If $X \sim N(0,1)$, does $Y=(X,X)^\prime$ have a bivariate normal distribution? If so (actually also if not), what is the joint density?

Answer 1

Two copies of the same normal variable stacked up in a vector yield a degenerate bivariate normal.

See wikipedia on the degenerate case of the multivariate normal

While it is a special case of the multivariate normal it doesn't have a bivariate density.

The variance-covariance matrix of $Y=(X,X)^\prime$ ($\text{Var}(Y)=\Sigma$) for a standard normal $X$ will be all ones.

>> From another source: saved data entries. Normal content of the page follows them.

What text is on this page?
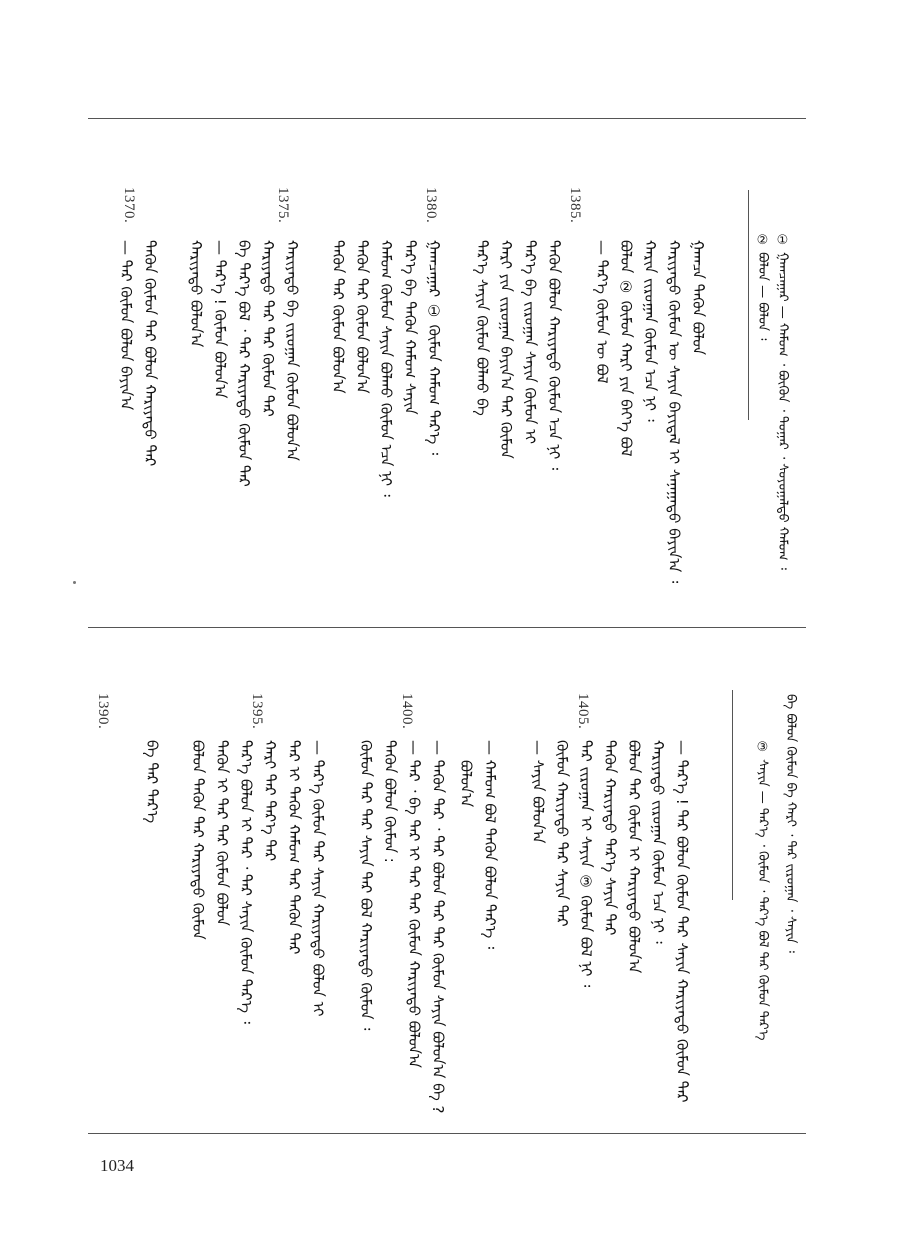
② ᠪᠣᠯᠤᠨ — ᠪᠣᠯᠤᠨ ᠄ ① ᠭᠠᠭᠴᠠᠭᠠᠷ — ᠬᠠᠮᠤᠭ ᠂ ᠪᠦᠬᠦᠨ ᠂ ᠳᠤᠭᠠᠷ ᠂ ᠰᠣᠶᠤᠭᠠᠯᠲᠤ ᠬᠠᠮᠤᠭ ᠄
ᠭᠠᠭᠴᠠ ᠲᠡᠭᠦᠨ ᠪᠣᠯᠤᠨ
ᠬᠠᠷᠢᠶᠠᠲᠤ ᠬᠦᠮᠦᠨ ᠦ ᠰᠠᠶᠢᠨ ᠪᠠᠶᠢᠳᠠᠯ ᠢ ᠰᠠᠨᠠᠭᠠᠳᠤ ᠪᠠᠶᠢᠨ᠎ᠠ ᠄
ᠬᠠᠷᠢᠨ ᠵᠢᠷᠤᠭᠠᠨ ᠬᠦᠮᠦᠨ ᠡᠴᠡ ᠨᠢ ᠄
ᠪᠣᠯᠤᠨ ② ᠬᠦᠮᠦᠨ ᠬᠠᠷᠢ ᠶᠢᠨ ᠪᠡᠶ᠎ᠡ ᠪᠣᠯ
— ᠲᠡᠷ᠎ᠡ ᠬᠦᠮᠦᠨ ᠦ ᠪᠣᠯ
ᠲᠡᠭᠦᠨ ᠪᠣᠯᠤᠨ ᠬᠠᠷᠢᠶᠠᠲᠤ ᠬᠦᠮᠦᠨ ᠡᠴᠡ ᠨᠢ ᠄
ᠲᠡᠷ᠎ᠡ ᠪᠡ ᠵᠢᠷᠤᠭᠠᠨ ᠰᠠᠶᠢᠨ ᠬᠦᠮᠦᠨ ᠢ
ᠬᠠᠷᠢ ᠶᠢᠨ ᠵᠢᠷᠤᠭᠠᠨ ᠪᠠᠶᠢᠨ᠎ᠠ ᠲᠡᠷ ᠬᠦᠮᠦᠨ
ᠲᠡᠷ᠎ᠡ ᠰᠠᠶᠢᠨ ᠬᠦᠮᠦᠨ ᠪᠣᠯᠬᠤ ᠪᠡ
ᠭᠠᠭᠴᠠᠭᠠᠷ ① ᠬᠦᠮᠦᠨ ᠬᠠᠮᠤᠭ ᠲᠡᠷ᠎ᠡ ᠄
ᠲᠡᠷ᠎ᠡ ᠪᠡ ᠲᠡᠭᠦᠨ ᠬᠠᠮᠤᠭ ᠰᠠᠶᠢᠨ
ᠬᠠᠮᠤᠭ ᠬᠦᠮᠦᠨ ᠰᠠᠶᠢᠨ ᠪᠣᠯᠬᠤ ᠬᠦᠮᠦᠨ ᠡᠴᠡ ᠨᠢ ᠄
ᠲᠡᠭᠦᠨ ᠲᠡᠷ ᠬᠦᠮᠦᠨ ᠪᠣᠯᠤᠨ᠎ᠠ
ᠲᠡᠭᠦᠨ ᠲᠡᠷ ᠬᠦᠮᠦᠨ ᠪᠣᠯᠤᠨ᠎ᠠ
ᠬᠠᠷᠢᠶᠠᠲᠤ ᠪᠡ ᠵᠢᠷᠤᠭᠠᠨ ᠬᠦᠮᠦᠨ ᠪᠣᠯᠤᠨ᠎ᠠ
ᠬᠠᠷᠢᠶᠠᠲᠤ ᠲᠡᠷ ᠲᠡᠷ ᠬᠦᠮᠦᠨ ᠲᠡᠷ
ᠪᠡ ᠲᠡᠷ᠎ᠡ ᠪᠣᠯ ᠂ ᠲᠡᠷ ᠬᠠᠷᠢᠶᠠᠲᠤ ᠬᠦᠮᠦᠨ ᠲᠡᠷ
— ᠲᠡᠷ᠎ᠡ ! ᠬᠦᠮᠦᠨ ᠪᠣᠯᠤᠨ᠎ᠠ
ᠬᠠᠷᠢᠶᠠᠲᠤ ᠪᠣᠯᠤᠨ᠎ᠠ
ᠲᠡᠭᠦᠨ ᠬᠦᠮᠦᠨ ᠲᠡᠷ ᠪᠣᠯᠤᠨ ᠬᠠᠷᠢᠶᠠᠲᠤ ᠲᠡᠷ
— ᠲᠡᠷ ᠬᠦᠮᠦᠨ ᠪᠣᠯᠤᠨ ᠪᠠᠶᠢᠨ᠎ᠠ
1385.
1380.
1375.
1370.
ᠪᠡ ᠪᠣᠯᠤᠨ ᠬᠦᠮᠦᠨ ᠪᠡ ᠬᠠᠷᠢ ᠂ ᠲᠡᠷ ᠵᠢᠷᠤᠭᠠᠨ ᠂ ᠰᠠᠶᠢᠨ ᠄
③ ᠰᠠᠶᠢᠨ — ᠲᠡᠷ᠎ᠡ ᠂ ᠬᠦᠮᠦᠨ ᠂ ᠲᠡᠷ᠎ᠡ ᠪᠣᠯ ᠲᠡᠷ ᠬᠦᠮᠦᠨ ᠲᠡᠷ᠎ᠡ
— ᠲᠡᠷ᠎ᠡ ! ᠲᠡᠷ ᠪᠣᠯᠤᠨ ᠬᠦᠮᠦᠨ ᠲᠡᠷ ᠰᠠᠶᠢᠨ ᠬᠠᠷᠢᠶᠠᠲᠤ ᠬᠦᠮᠦᠨ ᠲᠡᠷ
ᠬᠠᠷᠢᠶᠠᠲᠤ ᠵᠢᠷᠤᠭᠠᠨ ᠬᠦᠮᠦᠨ ᠡᠴᠡ ᠨᠢ ᠄
ᠪᠣᠯᠤᠨ ᠲᠡᠷ ᠬᠦᠮᠦᠨ ᠢ ᠬᠠᠷᠢᠶᠠᠲᠤ ᠪᠣᠯᠤᠨ᠎ᠠ
ᠲᠡᠭᠦᠨ ᠬᠠᠷᠢᠶᠠᠲᠤ ᠲᠡᠷ᠎ᠡ ᠰᠠᠶᠢᠨ ᠲᠡᠷ
ᠲᠡᠷ ᠵᠢᠷᠤᠭᠠᠨ ᠢ ᠰᠠᠶᠢᠨ ③ ᠬᠦᠮᠦᠨ ᠪᠣᠯ ᠨᠢ ᠄
ᠬᠦᠮᠦᠨ ᠬᠠᠷᠢᠶᠠᠲᠤ ᠲᠡᠷ ᠰᠠᠶᠢᠨ ᠲᠡᠷ
— ᠰᠠᠶᠢᠨ ᠪᠣᠯᠤᠨ᠎ᠠ
— ᠬᠠᠮᠤᠭ ᠪᠣᠯ ᠲᠡᠭᠦᠨ ᠪᠣᠯᠤᠨ ᠲᠡᠷ᠎ᠡ ᠄
ᠪᠣᠯᠤᠨ᠎ᠠ
— ᠲᠡᠭᠦᠨ ᠲᠡᠷ ᠂ ᠲᠡᠷ ᠪᠣᠯᠤᠨ ᠲᠡᠷ ᠲᠡᠷ ᠬᠦᠮᠦᠨ ᠰᠠᠶᠢᠨ ᠪᠣᠯᠤᠨ᠎ᠠ ᠪᠡ ?
— ᠲᠡᠷ ᠂ ᠪᠡ ᠲᠡᠷ ᠢ ᠲᠡᠷ ᠲᠡᠷ ᠬᠦᠮᠦᠨ ᠬᠠᠷᠢᠶᠠᠲᠤ ᠪᠣᠯᠤᠨ᠎ᠠ
ᠲᠡᠭᠦᠨ ᠪᠣᠯᠤᠨ ᠬᠦᠮᠦᠨ :
ᠬᠦᠮᠦᠨ ᠲᠡᠷ ᠲᠡᠷ ᠰᠠᠶᠢᠨ ᠲᠡᠷ ᠪᠣᠯ ᠬᠠᠷᠢᠶᠠᠲᠤ ᠬᠦᠮᠦᠨ ᠄
— ᠲᠡᠷ᠎ᠡ ᠬᠦᠮᠦᠨ ᠲᠡᠷ ᠰᠠᠶᠢᠨ ᠬᠠᠷᠢᠶᠠᠲᠤ ᠪᠣᠯᠤᠨ ᠢ
ᠲᠡᠷ ᠢ ᠲᠡᠭᠦᠨ ᠬᠠᠮᠤᠭ ᠲᠡᠷ ᠲᠡᠭᠦᠨ ᠲᠡᠷ
ᠬᠠᠷᠢ ᠲᠡᠷ ᠲᠡᠷ᠎ᠡ ᠲᠡᠷ
ᠲᠡᠷ᠎ᠡ ᠪᠣᠯᠤᠨ ᠢ ᠲᠡᠷ ᠂ ᠲᠡᠷ ᠰᠠᠶᠢᠨ ᠬᠦᠮᠦᠨ ᠲᠡᠷ᠎ᠡ ᠄
ᠲᠡᠭᠦᠨ ᠢ ᠲᠡᠷ ᠲᠡᠷ ᠬᠦᠮᠦᠨ ᠪᠣᠯᠤᠨ
ᠪᠣᠯᠤᠨ ᠲᠡᠭᠦᠨ ᠲᠡᠷ ᠬᠠᠷᠢᠶᠠᠲᠤ ᠬᠦᠮᠦᠨ
ᠪᠡ ᠲᠡᠷ ᠲᠡᠷ᠎ᠡ
1405.
1400.
1395.
1390.
1034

As such you can't invert $\Sigma$ and must instead use a generalized-inverse in the exponent; you'll also need to redefine the determinant -- the ordinary determinant will be 0 -- to a pseudo-determinant, which in this case will give $1$.

The density will be zero everywhere but the line $y_1=y_2$ (but if you condition on being on that line it looks like a standard normal density)

If you consider the bivariate distribution in the orthogonal direction to that line you're looking at the density of the variable $Y_1-Y_2=X-X=0$ -- you have a degenerate "normal" with mean 0 and variance 0; it's in this direction we see that the density disappears (it's just a spike at 0).